Should you collect your cord blood and donate it to the community? Or should you bank it privately in case your child will need it in the future? Expectant parents are confused about their options. We asked the director of Melbourne’s public cord blood bank to outline the pros and cons of both.
Cord blood—collected from the umbilical cord at birth—is rich in blood-forming stem cells, and can be used as a replacement for bone marrow in bone marrow transplants.
Prospective parents can either pay for a private bank to collect and store the cord blood in case the child (or a family member) needs it in the future, or donate their cord blood to a public cord blood bank, making it available to people from around the world looking for a bone marrow transplant match.
A rapidly growing number of parents are paying thousands of dollars for the services of private cord blood banks, following the trend set by celebrity mums, such as Rebecca Judd and Tori Spelling. But is it a necessity, or just an insurance policy?
Public cord blood banking started in Australia more than 24 years ago. As well as a Director of the National Stem Cell Foundation on Australia, Associate Professor Ngaire Elwood is Director of the BMDI Cord Blood Bank, one of Australia’s three public cord blood banks, and where more than 14,000 cord blood units are stored.
“We often answer phone calls from people wanting to know whether they should bank privately or publicly, and the differences between the two,” Ngaire says. “There is a lot of confusion out there, and a lot of misinformation.”
Ngaire says that, to date, only a very small portion of the cord blood units stored privately have been used.
“It’s expensive to collect and store cord blood,” says Ngaire. “Private banks charge a collection fee and an ongoing annual storage fee. It varies between banks, but that blood can only ever be used for that child or a family member.”
It costs about $3,600 to have cord blood collected and stored for 20 years; or about $5,600 to have both cord blood and tissue collected and stored.
“In Australia, we’re fortunate because private cord blood banks are regulated and have to meet stringent standards. I have inspected cord blood banks around the world where they are happy to take people’s money to bank 10 millilitres of cord blood, which is nothing!”

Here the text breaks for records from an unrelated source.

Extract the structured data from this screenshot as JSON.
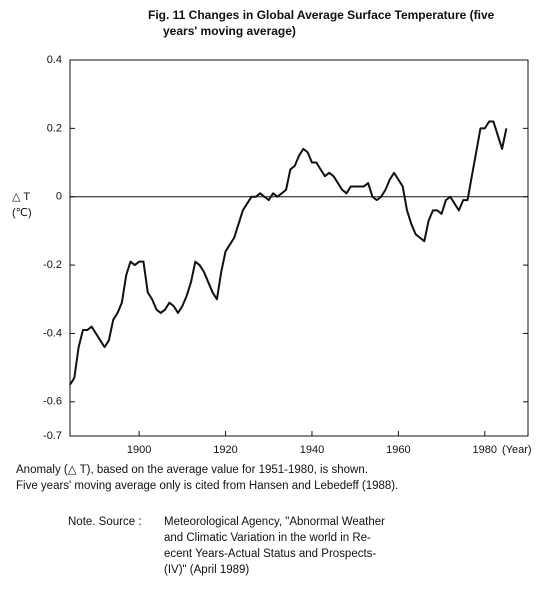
{
  "chart_data": {
    "type": "line",
    "title": [
      "Fig. 11 Changes in Global Average Surface Temperature (five",
      "years' moving average)"
    ],
    "ylabel": [
      "△ T",
      "(℃)"
    ],
    "xlabel": "(Year)",
    "x": [
      1884,
      1885,
      1886,
      1887,
      1888,
      1889,
      1890,
      1891,
      1892,
      1893,
      1894,
      1895,
      1896,
      1897,
      1898,
      1899,
      1900,
      1901,
      1902,
      1903,
      1904,
      1905,
      1906,
      1907,
      1908,
      1909,
      1910,
      1911,
      1912,
      1913,
      1914,
      1915,
      1916,
      1917,
      1918,
      1919,
      1920,
      1921,
      1922,
      1923,
      1924,
      1925,
      1926,
      1927,
      1928,
      1929,
      1930,
      1931,
      1932,
      1933,
      1934,
      1935,
      1936,
      1937,
      1938,
      1939,
      1940,
      1941,
      1942,
      1943,
      1944,
      1945,
      1946,
      1947,
      1948,
      1949,
      1950,
      1951,
      1952,
      1953,
      1954,
      1955,
      1956,
      1957,
      1958,
      1959,
      1960,
      1961,
      1962,
      1963,
      1964,
      1965,
      1966,
      1967,
      1968,
      1969,
      1970,
      1971,
      1972,
      1973,
      1974,
      1975,
      1976,
      1977,
      1978,
      1979,
      1980,
      1981,
      1982,
      1983,
      1984,
      1985
    ],
    "values": [
      -0.55,
      -0.53,
      -0.44,
      -0.39,
      -0.39,
      -0.38,
      -0.4,
      -0.42,
      -0.44,
      -0.42,
      -0.36,
      -0.34,
      -0.31,
      -0.23,
      -0.19,
      -0.2,
      -0.19,
      -0.19,
      -0.28,
      -0.3,
      -0.33,
      -0.34,
      -0.33,
      -0.31,
      -0.32,
      -0.34,
      -0.32,
      -0.29,
      -0.25,
      -0.19,
      -0.2,
      -0.22,
      -0.25,
      -0.28,
      -0.3,
      -0.22,
      -0.16,
      -0.14,
      -0.12,
      -0.08,
      -0.04,
      -0.02,
      0.0,
      0.0,
      0.01,
      0.0,
      -0.01,
      0.01,
      0.0,
      0.01,
      0.02,
      0.08,
      0.09,
      0.12,
      0.14,
      0.13,
      0.1,
      0.1,
      0.08,
      0.06,
      0.07,
      0.06,
      0.04,
      0.02,
      0.01,
      0.03,
      0.03,
      0.03,
      0.03,
      0.04,
      0.0,
      -0.01,
      0.0,
      0.02,
      0.05,
      0.07,
      0.05,
      0.03,
      -0.04,
      -0.08,
      -0.11,
      -0.12,
      -0.13,
      -0.07,
      -0.04,
      -0.04,
      -0.05,
      -0.01,
      0.0,
      -0.02,
      -0.04,
      -0.01,
      -0.01,
      0.06,
      0.13,
      0.2,
      0.2,
      0.22,
      0.22,
      0.18,
      0.14,
      0.2
    ],
    "color": "#111111",
    "xlim": [
      1884,
      1990
    ],
    "xticks": [
      1900,
      1920,
      1940,
      1960,
      1980
    ],
    "ylim": [
      -0.7,
      0.4
    ],
    "yticks": [
      0.4,
      0.2,
      0,
      -0.2,
      -0.4,
      -0.6,
      -0.7
    ],
    "zero_line": true,
    "notes": [
      "Anomaly (△ T), based on the average value for 1951-1980, is shown.",
      "Five years' moving average only is cited from Hansen and Lebedeff (1988)."
    ],
    "source_label": "Note. Source :",
    "source": [
      "Meteorological Agency, \"Abnormal Weather",
      "and Climatic Variation in the world in Re-",
      "ecent Years-Actual Status and Prospects-",
      "(IV)\" (April 1989)"
    ]
  }
}
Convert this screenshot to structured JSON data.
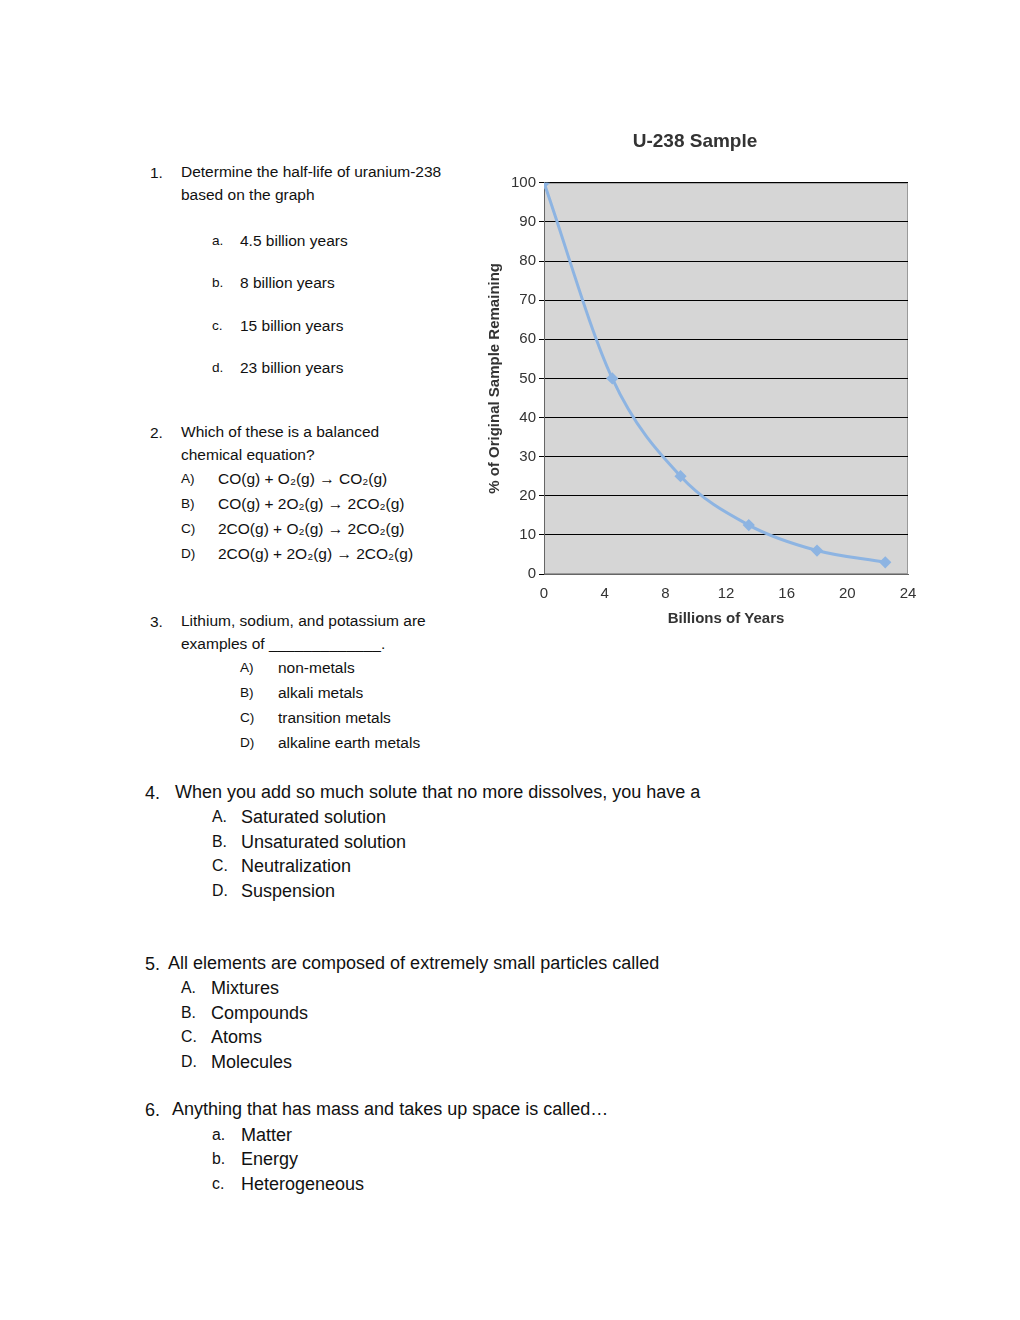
{
  "questions": [
    {
      "number": "1.",
      "text": "Determine the half-life of uranium-238 based on the graph",
      "options": [
        {
          "label": "a.",
          "text": "4.5 billion years"
        },
        {
          "label": "b.",
          "text": "8 billion years"
        },
        {
          "label": "c.",
          "text": "15 billion years"
        },
        {
          "label": "d.",
          "text": "23 billion years"
        }
      ]
    },
    {
      "number": "2.",
      "text": "Which of these is a balanced chemical equation?",
      "options": [
        {
          "label": "A)",
          "text": "CO(g) + O₂(g) → CO₂(g)"
        },
        {
          "label": "B)",
          "text": "CO(g) + 2O₂(g) → 2CO₂(g)"
        },
        {
          "label": "C)",
          "text": "2CO(g) + O₂(g) → 2CO₂(g)"
        },
        {
          "label": "D)",
          "text": " 2CO(g) + 2O₂(g) → 2CO₂(g)"
        }
      ]
    },
    {
      "number": "3.",
      "text": "Lithium, sodium, and potassium are examples of _____________.",
      "options": [
        {
          "label": "A)",
          "text": "non-metals"
        },
        {
          "label": "B)",
          "text": "alkali metals"
        },
        {
          "label": "C)",
          "text": "transition metals"
        },
        {
          "label": "D)",
          "text": "alkaline earth metals"
        }
      ]
    },
    {
      "number": "4.",
      "text": "When you add so much solute that no more dissolves, you have a",
      "options": [
        {
          "label": "A.",
          "text": "Saturated solution"
        },
        {
          "label": "B.",
          "text": "Unsaturated solution"
        },
        {
          "label": "C.",
          "text": "Neutralization"
        },
        {
          "label": "D.",
          "text": "Suspension"
        }
      ]
    },
    {
      "number": "5.",
      "text": "All elements are composed of extremely small particles called",
      "options": [
        {
          "label": "A.",
          "text": "Mixtures"
        },
        {
          "label": "B.",
          "text": "Compounds"
        },
        {
          "label": "C.",
          "text": "Atoms"
        },
        {
          "label": "D.",
          "text": "Molecules"
        }
      ]
    },
    {
      "number": "6.",
      "text": "Anything that has mass and takes up space is called…",
      "options": [
        {
          "label": "a.",
          "text": "Matter"
        },
        {
          "label": "b.",
          "text": "Energy"
        },
        {
          "label": "c.",
          "text": "Heterogeneous"
        }
      ]
    }
  ],
  "chart_data": {
    "type": "line",
    "title": "U-238 Sample",
    "x_label": "Billions of Years",
    "y_label": "% of Original Sample Remaining",
    "x": [
      0,
      4.5,
      9,
      13.5,
      18,
      22.5
    ],
    "values": [
      100,
      50,
      25,
      12.5,
      6,
      3
    ],
    "color": "#8db4e2",
    "marker": "diamond",
    "xlim": [
      0,
      24
    ],
    "xticks": [
      0,
      4,
      8,
      12,
      16,
      20,
      24
    ],
    "ylim": [
      0,
      100
    ],
    "yticks": [
      0,
      10,
      20,
      30,
      40,
      50,
      60,
      70,
      80,
      90,
      100
    ],
    "grid": true
  }
}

Ngaire says there are some instances where banking a child’s cord blood for potential use in a transplant may be worthwhile. For example, a family with a child with leukaemia may wish to save the cord blood from a subsequent pregnancy.
“However, you have to keep in mind there’s a chance people won’t be a tissue match with their sibling. Also, with hereditary conditions like thalassaemia and aplastic anaemia, you can’t assume the baby doesn’t have the condition the older sibling has. Or if your child developed leukaemia, for example, you wouldn’t want to be using their own cord blood because it’s likely to have the leukaemic clone.”
There are also clinical trials going on around the world investigating the use of cord blood and cells from cord tissue in the treatment of conditions such as cerebral palsy, stroke and paediatric heart damage.
Public cord blood donation is free, and is done by specially trained collectors in a handful of participating hospitals. Collected blood is taken to a processing lab at the children’s hospital. The red blood cells and plasma are removed, leaving the ‘buffy coat’ which is rich in blood stem cells, then carefully frozen and stored until they’re requested for transplant.
The number of cells in the unit are counted and the human leukocyte antigen (HLA) tissue type is checked, which is used for blood matching in transplants. This information is put into an international registry.
“One of the fantastic things about cord blood is that, unlike bone marrow, you don’t need a perfect HLA match. The cells in cord blood are still quite naïve; there’s a little bit of leeway,” says Ngaire, who is also head of the Cord Blood Stem Cell Research Program at Murdoch Childrens Research Institute.
“Nearly everyone who needs a bone marrow transplant will be able to find a suitable cord blood donor in one of the public cord blood banks around the world.”
Melbourne’s cord blood bank has released more than 570 units to children and adults, both in Australia and overseas. It’s part of an international network of public cord blood banks.
On rare occasions and with a treating doctor’s approval, a hospital may collect and store a baby’s cord blood without charge for a family member who has an illness that can be treated with cord blood transplantation.
If you decide to privately bank cord blood, check the following:
- Ask what the minimum volume they’ll bank is.
- Many private banks also offer to bank cord tissue. Consider whether or not it’s worth paying extra to bank cord tissue. Ask the bank about its experience with obtaining healthy, viable cells from cryogenically frozen cord tissue.
- Ask what arrangements are in place should the cord blood banking company go broke and fold.
- All private cord blood banks in Australia are licensed by the Therapeutic Good Administration. Don’t assume cord blood banking operations overseas have the same level of regulation. Check what they’re certified for and regulated for.
- International accreditation by the Foundation for the Accreditation of Cellular Therapy (FACT) is a good indication of a private (or public) cord blood bank meeting minimum international regulatory standards. A list of FACT accredited cord blood banks can be found here.